Revera also is interested in determining whether the platform can benefit the company in less-populated areas, Barbato said.
“We have some hard-to-serve areas, more rural areas, and it’ll be interesting to see if we can work with them around recruiting drivers for areas that are hard to service, so that you make that match,” she said.
Revera also plans to test UberCentral to order larger or multiple vehicles simultaneously to take residents to group activities planned by a community, Barbato said.
“There are often external events — going to the theater, going to the casino — and it can be difficult to manage fluctuating numbers or changes that happen at the very last minute. You might order a bus for 12 people but you need a bus for 20,” she said. “So the next phase that we’re going to be piloting is looking at what happens if we use this as an alternative. How much does it cost us, one over the other? What is the satisfaction level of our residents? What is the satisfaction of our staff? Does it make their lives easier and give them more time?”
In the United States
Revera is the only senior housing or residential long-term care provider in North America to work directly with Uber to test the platform. Early testers of UberCentral in the United States include three organizations that serve seniors, however, an Uber representative told McKnight’s Senior Living.
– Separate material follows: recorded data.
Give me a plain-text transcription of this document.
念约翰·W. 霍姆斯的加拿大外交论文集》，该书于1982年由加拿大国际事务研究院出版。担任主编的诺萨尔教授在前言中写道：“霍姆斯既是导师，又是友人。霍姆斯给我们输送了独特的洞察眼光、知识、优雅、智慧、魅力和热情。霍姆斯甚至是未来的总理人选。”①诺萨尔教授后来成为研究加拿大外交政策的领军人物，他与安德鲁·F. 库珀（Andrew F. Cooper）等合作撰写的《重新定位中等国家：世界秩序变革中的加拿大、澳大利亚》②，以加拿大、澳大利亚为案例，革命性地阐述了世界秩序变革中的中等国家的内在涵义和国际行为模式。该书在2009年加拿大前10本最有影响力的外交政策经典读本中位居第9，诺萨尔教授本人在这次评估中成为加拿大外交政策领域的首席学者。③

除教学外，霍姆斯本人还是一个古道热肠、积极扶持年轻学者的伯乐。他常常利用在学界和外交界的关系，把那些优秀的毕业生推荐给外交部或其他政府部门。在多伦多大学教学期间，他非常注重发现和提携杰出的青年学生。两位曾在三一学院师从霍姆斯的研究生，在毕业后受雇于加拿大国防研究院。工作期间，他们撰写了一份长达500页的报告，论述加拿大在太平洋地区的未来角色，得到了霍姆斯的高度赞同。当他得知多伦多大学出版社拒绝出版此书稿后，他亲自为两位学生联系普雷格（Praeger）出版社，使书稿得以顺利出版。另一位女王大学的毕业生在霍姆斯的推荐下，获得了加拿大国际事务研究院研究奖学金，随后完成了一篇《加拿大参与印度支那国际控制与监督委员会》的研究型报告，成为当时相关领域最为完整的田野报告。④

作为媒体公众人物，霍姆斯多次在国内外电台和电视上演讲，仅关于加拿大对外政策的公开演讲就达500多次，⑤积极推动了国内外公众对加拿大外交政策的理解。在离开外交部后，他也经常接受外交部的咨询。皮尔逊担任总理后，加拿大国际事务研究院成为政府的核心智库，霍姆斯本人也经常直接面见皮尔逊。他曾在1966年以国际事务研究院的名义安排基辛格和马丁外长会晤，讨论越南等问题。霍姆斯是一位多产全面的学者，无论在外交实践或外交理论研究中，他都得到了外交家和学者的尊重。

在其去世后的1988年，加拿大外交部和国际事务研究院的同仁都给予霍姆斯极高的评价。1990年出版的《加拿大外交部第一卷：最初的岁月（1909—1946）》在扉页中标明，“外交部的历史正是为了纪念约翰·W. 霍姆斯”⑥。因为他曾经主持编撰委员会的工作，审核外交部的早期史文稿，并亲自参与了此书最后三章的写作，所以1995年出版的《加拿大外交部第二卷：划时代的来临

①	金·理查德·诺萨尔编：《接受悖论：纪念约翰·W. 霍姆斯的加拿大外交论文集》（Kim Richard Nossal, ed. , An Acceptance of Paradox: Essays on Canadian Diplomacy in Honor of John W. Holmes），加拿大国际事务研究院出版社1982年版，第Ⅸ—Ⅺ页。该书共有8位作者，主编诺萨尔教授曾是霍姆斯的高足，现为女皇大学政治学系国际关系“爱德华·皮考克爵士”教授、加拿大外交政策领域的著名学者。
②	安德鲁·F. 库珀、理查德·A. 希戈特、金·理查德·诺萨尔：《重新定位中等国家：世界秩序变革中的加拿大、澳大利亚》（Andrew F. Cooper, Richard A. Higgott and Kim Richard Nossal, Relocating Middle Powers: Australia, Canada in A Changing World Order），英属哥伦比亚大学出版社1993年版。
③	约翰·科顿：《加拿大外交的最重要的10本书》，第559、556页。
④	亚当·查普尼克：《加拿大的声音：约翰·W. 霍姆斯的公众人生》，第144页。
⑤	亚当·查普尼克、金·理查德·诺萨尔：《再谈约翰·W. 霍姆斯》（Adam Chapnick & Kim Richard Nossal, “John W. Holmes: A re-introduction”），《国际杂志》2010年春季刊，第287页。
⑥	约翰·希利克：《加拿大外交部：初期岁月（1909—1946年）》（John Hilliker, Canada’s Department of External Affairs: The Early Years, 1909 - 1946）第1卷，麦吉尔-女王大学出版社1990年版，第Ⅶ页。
Among those organizations is Atlanta-based Common Courtesy, a nonprofit that promotes mobility by facilitating UberCentral accounts for individuals and organizations. One of Common Courtesy’s organizational users, according to its website, is Clairmont Crest, an affordable independent and assisted living community for those aged 50 or more years that is located in Decatur, GA, and is part of Baptist Retirement Communities of Georgia.
Other UberCentral pilot-testers in the United States include the Dorothy C. Benson Senior Multipurpose Center, a senior center in Atlanta, and 24Hr HomeCare, a Los Angeles-based home care provider with 13 locations in Arizona, California and Texas.